PGG Wrightson’s misguided attempt to buy into Silver Fern Farms last year cost the rural servicing firm $40 million last year.

Another unfortunate deal with the meat company has cost PGW $9.6 million and made a major contribution to its $30.7m loss for the year to June.

In 2009, the company entered into a 10-year supply contract for livestock to Silver Fern Farms. To the extent that the company was unable to meet the annual agreed level of supply, in certain circumstances it was required to make a payment to SFF related to the shortfall.

Due to the level of supply and current livestock market trends, a provision of about $9.6 million had been made, representing the best estimate of PGGW’s expected liability for shortfall payments over the remaining contract term.

Stock agent’s are supposed to get the best deal for their clients. They can’t do that if the company they work for has tied itself to one meat company.

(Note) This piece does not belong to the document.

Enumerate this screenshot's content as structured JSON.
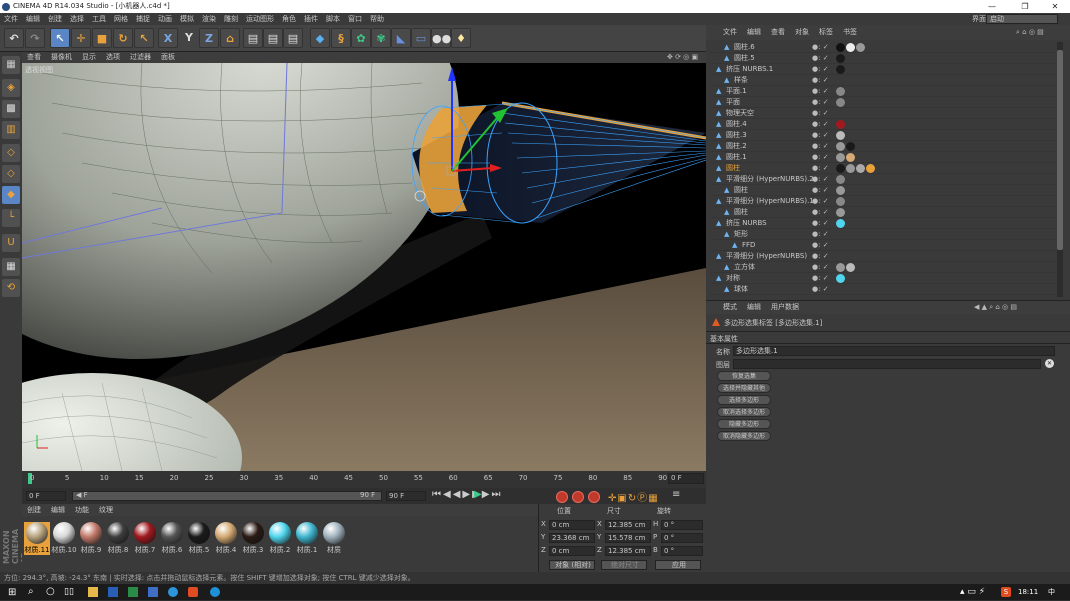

The huge loss of lambs after the snow storm last year combined with increased demand and much higher prices would have made it a difficult season for PGW anyway and the deal with SFF compounded its problems.

PGW’s loss has been SFF”s gain again.

SFF was on its knees before Craig Norgate led PGW’s merger bid. The penalty payments when that deal collapsed helped the meat company back into the black last year.

We’ll have to wait for SFF”s results to discover the importance of the amount PGW contributed to its bottom line this year.

3 Responses to PGW’s loss SFF’s gain – again

  1. gravedodger says:

    So many Eagles have gathered a bit of the farming carcas but found it Toxic with no nutrition when they ignored the salient fact that a farmers loyalty is on the other side of a hand shake.
    The pure business model is stranded on rocks when the tide goes out.

    Like

  2. Richard says:

    Perhaps they have now employed a Risk Manager

    Like

  3. Brent says:

    The requirement to make a provision against potential payments to SFF is lamentable, and primarily a function of the changed supply scenario since the agreement was entered into. However, the first obligation of PGG Wrightson’s stock agents is always to our farmer clients for whom we are acting as agent. The interests and financial returns of our clients take precedence. We operate on a transparent basis with our clients and our job is to get them the best deal we can; so ultimately the client makes the final decision as to which processor or programme to supply into. We do not, therefore, have any intention to force Livestock Reps to direct stock to SFF.